Wednesday, July 14, 2021

There sure are a lot of "smoke participles" in the air today

In case you missed my little musings, I had cataract surgeries on both eyes (July 1 and then July 8) and had lots of trouble finding a good focus range for a computer screen. I'm still experimenting, but things are much better now in terms of sitting at the monitor. I had no pain at all, BTW, and now have "perfect" distance vision, which I have not experienced since high school.

Just a quick post to get me back in the groove today, and this concerns a headline I saw in the Denver Post nearly two weeks ago that I now can't put my hands on. But it basically stated that there was a problem with "participles" causing pollution and health issues around a small lake in Colorado. I nearly spit out my coffee when I read "participles," and when it was quite clear that the headline writers wanted "particles."

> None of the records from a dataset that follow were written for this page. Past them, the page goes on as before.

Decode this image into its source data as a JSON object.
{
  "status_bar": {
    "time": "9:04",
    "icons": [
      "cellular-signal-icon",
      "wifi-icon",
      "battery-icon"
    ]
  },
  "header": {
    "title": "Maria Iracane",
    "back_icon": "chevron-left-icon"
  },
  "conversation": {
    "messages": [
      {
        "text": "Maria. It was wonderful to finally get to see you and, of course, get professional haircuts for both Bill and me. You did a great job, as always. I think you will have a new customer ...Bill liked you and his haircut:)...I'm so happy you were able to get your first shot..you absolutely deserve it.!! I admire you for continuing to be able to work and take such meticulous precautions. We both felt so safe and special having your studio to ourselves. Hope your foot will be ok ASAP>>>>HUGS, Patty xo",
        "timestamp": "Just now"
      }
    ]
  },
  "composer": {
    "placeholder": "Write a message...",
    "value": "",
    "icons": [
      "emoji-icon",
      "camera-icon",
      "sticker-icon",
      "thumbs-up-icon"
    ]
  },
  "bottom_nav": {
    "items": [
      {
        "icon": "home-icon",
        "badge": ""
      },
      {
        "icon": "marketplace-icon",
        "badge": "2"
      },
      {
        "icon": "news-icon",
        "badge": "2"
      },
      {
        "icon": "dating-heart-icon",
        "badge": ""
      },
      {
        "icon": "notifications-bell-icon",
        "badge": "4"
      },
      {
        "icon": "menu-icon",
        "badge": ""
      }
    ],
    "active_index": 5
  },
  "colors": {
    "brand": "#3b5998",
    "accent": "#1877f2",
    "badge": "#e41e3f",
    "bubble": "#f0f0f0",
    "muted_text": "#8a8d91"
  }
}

Many readers might have just shrugged and gone with it, and others might have done the quick mental editing to correct the word choice. My reaction was to silently bemoan the lack of copyeditors these days, as newspapers seek to cut costs to the bone, as well as to remind me that just because a word is in a larger point size (like headline size) that doesn't mean mistakes won't be made.

In short, a participle is formed by turning a verb into an adjective or noun. So we can have "burned" toast or "working" families. 

Every time I see an egregious headline error, I imagine professional journalism taking yet another blow to its credibility.

For student writers, these errors can immediately start an instructor questioning the overall ideas of the piece of writing. 

So, my advice is simple: take an extra 30 seconds and reread your titles (not to mention first paragraphs). Remember that the burden of being accurate is on US, as writers, not on the readers.